The functional relationship test, which EPA admittedly now uses to determine whether activities are adjacent to one another, was one of the additional criteria that EPA considered and rejected during its post-Alabama Power rulemaking process. First, the EPA “asked for comment on whether factors other than proximity and control, such as the functional activity to another, should be used [in stationary source determinations].” . . . Then, after due consideration, the EPA rejected the option of adding a third requirement (in addition to ownership and proximity) that the activities comprising a single stationary source be functionally related to one another. . . . The EPA specifically found that assessing whether activities were sufficiently functionally related to constitute a single source “would be highly subjective” and would make “administration of the definition substantially more difficult, since any attempt to assess those interrelationships would have embroiled the Agency in numerous, fine-grained analyses.”
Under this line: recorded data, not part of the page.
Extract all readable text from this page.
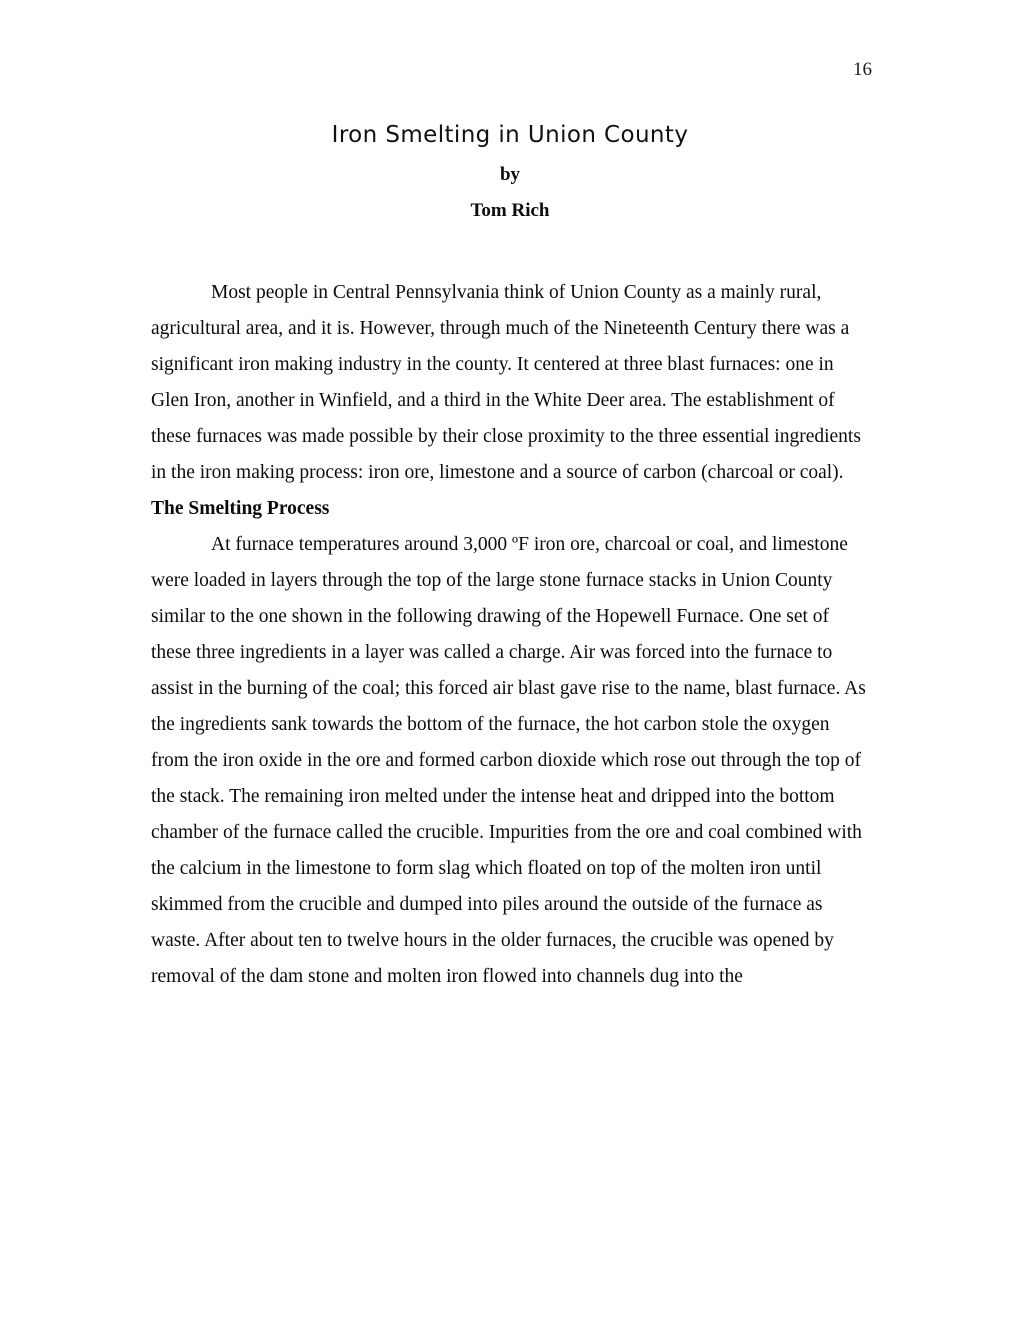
16
Iron Smelting in Union County
by
Tom Rich

Most people in Central Pennsylvania think of Union County as a mainly rural, agricultural area, and it is. However, through much of the Nineteenth Century there was a significant iron making industry in the county. It centered at three blast furnaces: one in Glen Iron, another in Winfield, and a third in the White Deer area. The establishment of these furnaces was made possible by their close proximity to the three essential ingredients in the iron making process: iron ore, limestone and a source of carbon (charcoal or coal).

The Smelting Process

At furnace temperatures around 3,000 ºF iron ore, charcoal or coal, and limestone were loaded in layers through the top of the large stone furnace stacks in Union County similar to the one shown in the following drawing of the Hopewell Furnace. One set of these three ingredients in a layer was called a charge. Air was forced into the furnace to assist in the burning of the coal; this forced air blast gave rise to the name, blast furnace. As the ingredients sank towards the bottom of the furnace, the hot carbon stole the oxygen from the iron oxide in the ore and formed carbon dioxide which rose out through the top of the stack. The remaining iron melted under the intense heat and dripped into the bottom chamber of the furnace called the crucible. Impurities from the ore and coal combined with the calcium in the limestone to form slag which floated on top of the molten iron until skimmed from the crucible and dumped into piles around the outside of the furnace as waste. After about ten to twelve hours in the older furnaces, the crucible was opened by removal of the dam stone and molten iron flowed into channels dug into the
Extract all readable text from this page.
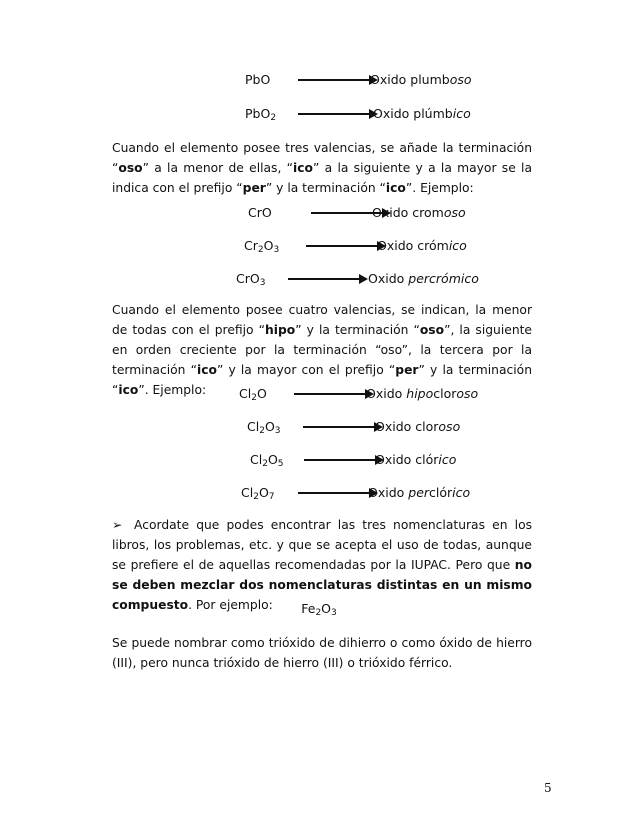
PbO	Oxido plumboso
PbO$_2$	Oxido plúmbico

Cuando el elemento posee tres valencias, se añade la terminación “oso” a la menor de ellas, “ico” a la siguiente y a la mayor se la indica con el prefijo “per” y la terminación “ico”. Ejemplo:

CrO	Oxido cromoso
$Cr_2O_3$	Oxido crómico
CrO$_3$	Oxido percrómico

Cuando el elemento posee cuatro valencias, se indican, la menor de todas con el prefijo “hipo” y la terminación “oso”, la siguiente en orden creciente por la terminación “oso”, la tercera por la terminación “ico” y la mayor con el prefijo “per” y la terminación “ico”. Ejemplo:	$Cl_2O$	Oxido hipocloroso
$Cl_2O_3$	Oxido cloroso
$Cl_2O_5$	Oxido clórico
$Cl_2O_7$	Oxido perclórico

➢ Acordate que podes encontrar las tres nomenclaturas en los libros, los problemas, etc. y que se acepta el uso de todas, aunque se prefiere el de aquellas recomendadas por la IUPAC. Pero que no se deben mezclar dos nomenclaturas distintas en un mismo compuesto. Por ejemplo:	$Fe_2O_3$

Se puede nombrar como trióxido de dihierro o como óxido de hierro (III), pero nunca trióxido de hierro (III) o trióxido férrico.

5
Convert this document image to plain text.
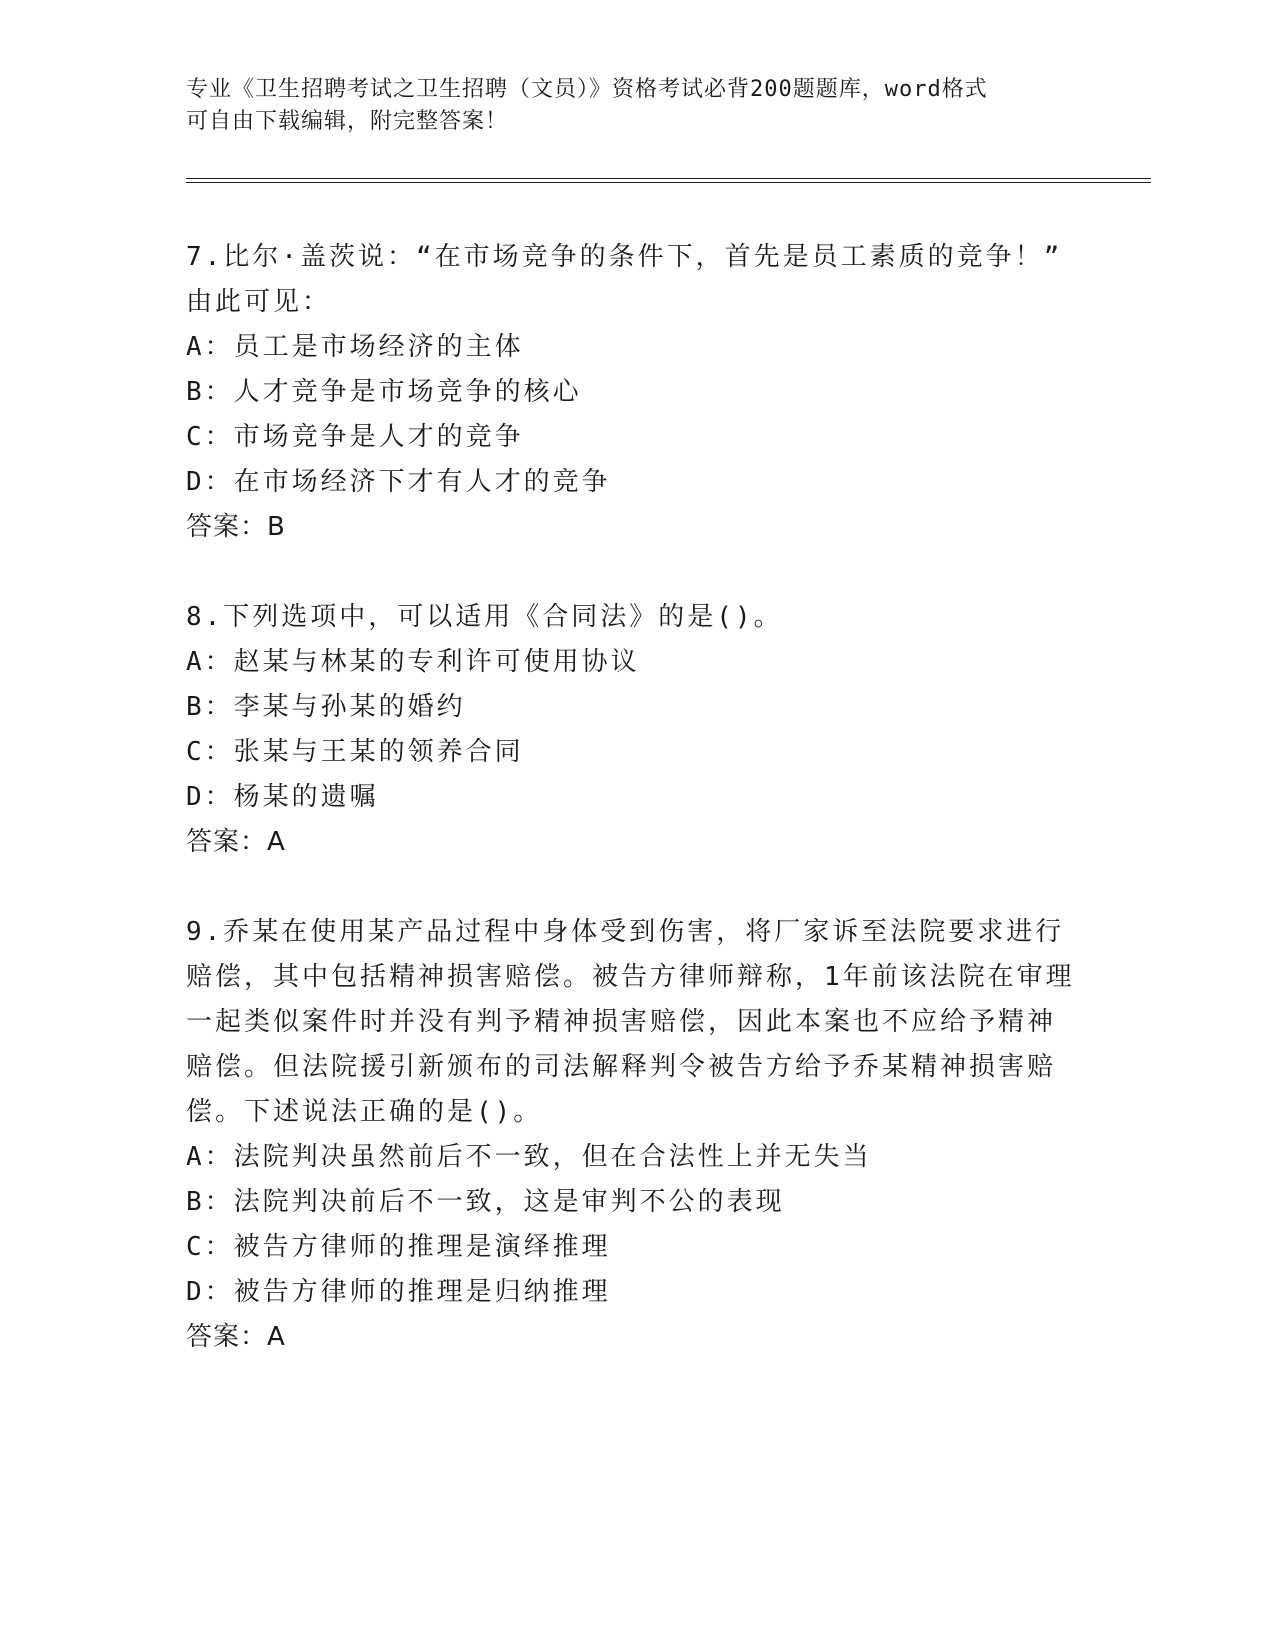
专业《卫生招聘考试之卫生招聘（文员）》资格考试必背200题题库，word格式
可自由下载编辑，附完整答案！
7.比尔·盖茨说：“在市场竞争的条件下，首先是员工素质的竞争！”
由此可见：
A：员工是市场经济的主体
B：人才竞争是市场竞争的核心
C：市场竞争是人才的竞争
D：在市场经济下才有人才的竞争
答案：B
8.下列选项中，可以适用《合同法》的是()。
A：赵某与林某的专利许可使用协议
B：李某与孙某的婚约
C：张某与王某的领养合同
D：杨某的遗嘱
答案：A
9.乔某在使用某产品过程中身体受到伤害，将厂家诉至法院要求进行
赔偿，其中包括精神损害赔偿。被告方律师辩称，1年前该法院在审理
一起类似案件时并没有判予精神损害赔偿，因此本案也不应给予精神
赔偿。但法院援引新颁布的司法解释判令被告方给予乔某精神损害赔
偿。下述说法正确的是()。
A：法院判决虽然前后不一致，但在合法性上并无失当
B：法院判决前后不一致，这是审判不公的表现
C：被告方律师的推理是演绎推理
D：被告方律师的推理是归纳推理
答案：A
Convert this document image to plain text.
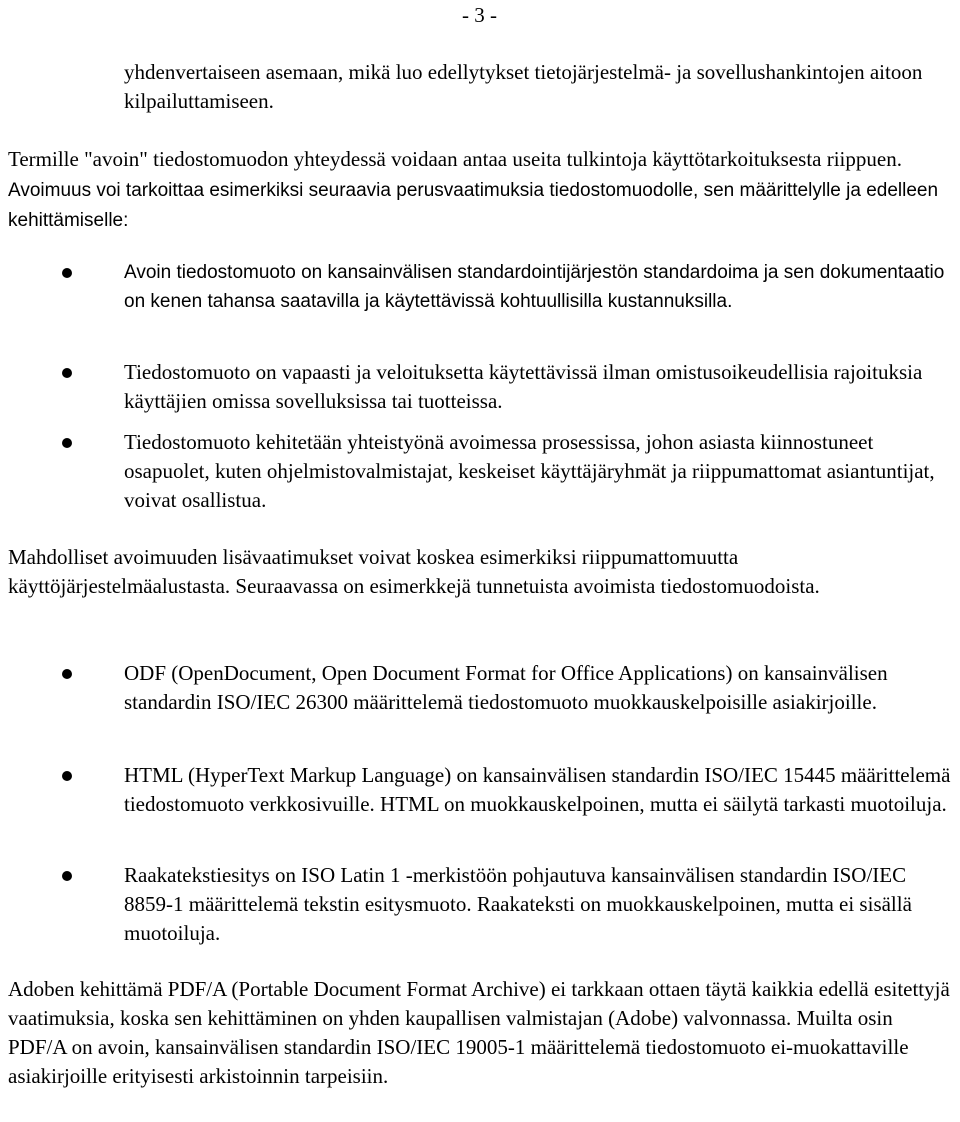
- 3 -

yhdenvertaiseen asemaan, mikä luo edellytykset tietojärjestelmä- ja sovellushankintojen aitoon kilpailuttamiseen.

Termille "avoin" tiedostomuodon yhteydessä voidaan antaa useita tulkintoja käyttötarkoituksesta riippuen. Avoimuus voi tarkoittaa esimerkiksi seuraavia perusvaatimuksia tiedostomuodolle, sen määrittelylle ja edelleen kehittämiselle:

Avoin tiedostomuoto on kansainvälisen standardointijärjestön standardoima ja sen dokumentaatio on kenen tahansa saatavilla ja käytettävissä kohtuullisilla kustannuksilla.

Tiedostomuoto on vapaasti ja veloituksetta käytettävissä ilman omistusoikeudellisia rajoituksia käyttäjien omissa sovelluksissa tai tuotteissa.

Tiedostomuoto kehitetään yhteistyönä avoimessa prosessissa, johon asiasta kiinnostuneet osapuolet, kuten ohjelmistovalmistajat, keskeiset käyttäjäryhmät ja riippumattomat asiantuntijat, voivat osallistua.

Mahdolliset avoimuuden lisävaatimukset voivat koskea esimerkiksi riippumattomuutta käyttöjärjestelmäalustasta. Seuraavassa on esimerkkejä tunnetuista avoimista tiedostomuodoista.

ODF (OpenDocument, Open Document Format for Office Applications) on kansainvälisen standardin ISO/IEC 26300 määrittelemä tiedostomuoto muokkauskelpoisille asiakirjoille.

HTML (HyperText Markup Language) on kansainvälisen standardin ISO/IEC 15445 määrittelemä tiedostomuoto verkkosivuille. HTML on muokkauskelpoinen, mutta ei säilytä tarkasti muotoiluja.

Raakatekstiesitys on ISO Latin 1 -merkistöön pohjautuva kansainvälisen standardin ISO/IEC 8859-1 määrittelemä tekstin esitysmuoto. Raakateksti on muokkauskelpoinen, mutta ei sisällä muotoiluja.

Adoben kehittämä PDF/A (Portable Document Format Archive) ei tarkkaan ottaen täytä kaikkia edellä esitettyjä vaatimuksia, koska sen kehittäminen on yhden kaupallisen valmistajan (Adobe) valvonnassa. Muilta osin PDF/A on avoin, kansainvälisen standardin ISO/IEC 19005-1 määrittelemä tiedostomuoto ei-muokattaville asiakirjoille erityisesti arkistoinnin tarpeisiin.
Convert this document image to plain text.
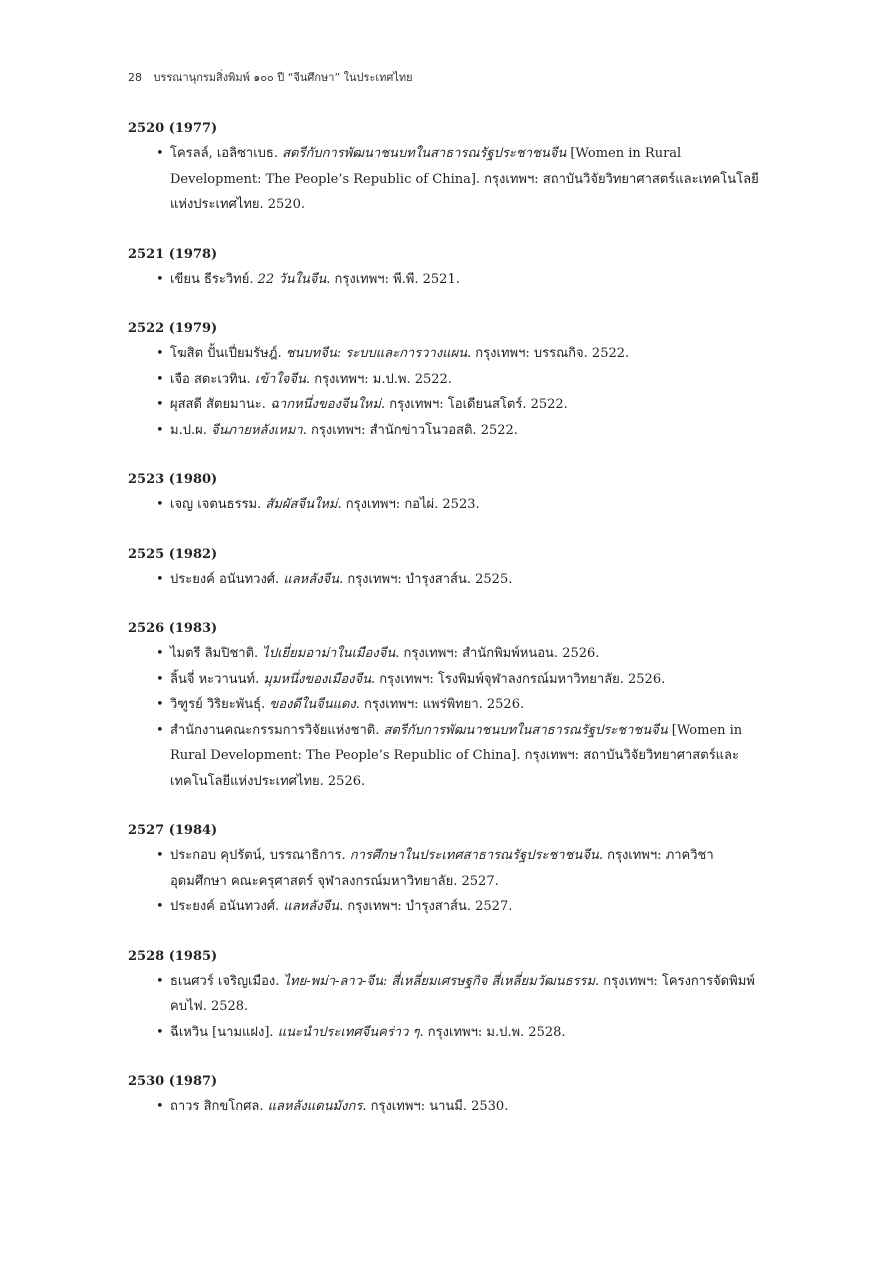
28 บรรณานุกรมสิ่งพิมพ์ ๑๐๐ ปี “จีนศึกษา” ในประเทศไทย
2520 (1977)
• โครลล์, เอลิซาเบธ. สตรีกับการพัฒนาชนบทในสาธารณรัฐประชาชนจีน [Women in Rural Development: The People’s Republic of China]. กรุงเทพฯ: สถาบันวิจัยวิทยาศาสตร์และเทคโนโลยีแห่งประเทศไทย. 2520.
2521 (1978)
• เขียน ธีระวิทย์. 22 วันในจีน. กรุงเทพฯ: พี.พี. 2521.
2522 (1979)
• โฆสิต ปั้นเปี่ยมรัษฎ์. ชนบทจีน: ระบบและการวางแผน. กรุงเทพฯ: บรรณกิจ. 2522.
• เจือ สตะเวทิน. เข้าใจจีน. กรุงเทพฯ: ม.ป.พ. 2522.
• ผุสสดี สัตยมานะ. ฉากหนึ่งของจีนใหม่. กรุงเทพฯ: โอเดียนสโตร์. 2522.
• ม.ป.ผ. จีนภายหลังเหมา. กรุงเทพฯ: สำนักข่าวโนวอสติ. 2522.
2523 (1980)
• เจญ เจตนธรรม. สัมผัสจีนใหม่. กรุงเทพฯ: กอไผ่. 2523.
2525 (1982)
• ประยงค์ อนันทวงศ์. แลหลังจีน. กรุงเทพฯ: บำรุงสาส์น. 2525.
2526 (1983)
• ไมตรี ลิมปิชาติ. ไปเยี่ยมอาม่าในเมืองจีน. กรุงเทพฯ: สำนักพิมพ์หนอน. 2526.
• ลิ้นจี่ หะวานนท์. มุมหนึ่งของเมืองจีน. กรุงเทพฯ: โรงพิมพ์จุฬาลงกรณ์มหาวิทยาลัย. 2526.
• วิฑูรย์ วิริยะพันธุ์. ของดีในจีนแดง. กรุงเทพฯ: แพร่พิทยา. 2526.
• สำนักงานคณะกรรมการวิจัยแห่งชาติ. สตรีกับการพัฒนาชนบทในสาธารณรัฐประชาชนจีน [Women in Rural Development: The People’s Republic of China]. กรุงเทพฯ: สถาบันวิจัยวิทยาศาสตร์และเทคโนโลยีแห่งประเทศไทย. 2526.
2527 (1984)
• ประกอบ คุปรัตน์, บรรณาธิการ. การศึกษาในประเทศสาธารณรัฐประชาชนจีน. กรุงเทพฯ: ภาควิชาอุดมศึกษา คณะครุศาสตร์ จุฬาลงกรณ์มหาวิทยาลัย. 2527.
• ประยงค์ อนันทวงศ์. แลหลังจีน. กรุงเทพฯ: บำรุงสาส์น. 2527.
2528 (1985)
• ธเนศวร์ เจริญเมือง. ไทย-พม่า-ลาว-จีน: สี่เหลี่ยมเศรษฐกิจ สี่เหลี่ยมวัฒนธรรม. กรุงเทพฯ: โครงการจัดพิมพ์คบไฟ. 2528.
• ฉีเหวิน [นามแฝง]. แนะนำประเทศจีนคร่าว ๆ. กรุงเทพฯ: ม.ป.พ. 2528.
2530 (1987)
• ถาวร สิกขโกศล. แลหลังแดนมังกร. กรุงเทพฯ: นานมี. 2530.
    The court found that EPA’s “decision not to employ a functional relatedness test was “categorical and unqualified.” “Far from advocating the use of a functional relatedness assessment as part but not all of the stationary source analysis, the EPA expressed the sweeping conclusion that any reference to the operational relationship between activities ‘would be highly subjective,’ would ‘make administration of the definition substantially more difficult,’ and would burden ‘the Agency in numerous, fine-grained analyses.'” Thus, the court concluded, “EPA had failed to convince why the criterion it considered, and then strongly rejected, is now indispensable to its ability to make adequate stationary source determinations.”

    The court remanded the case to EPA “for a reassessment of Summit’s Title V source determination request in light of the proper, plain-meaning application of the requirement that Summit’s activities be aggregated only if they are located on physically contiguous or adjacent properties.”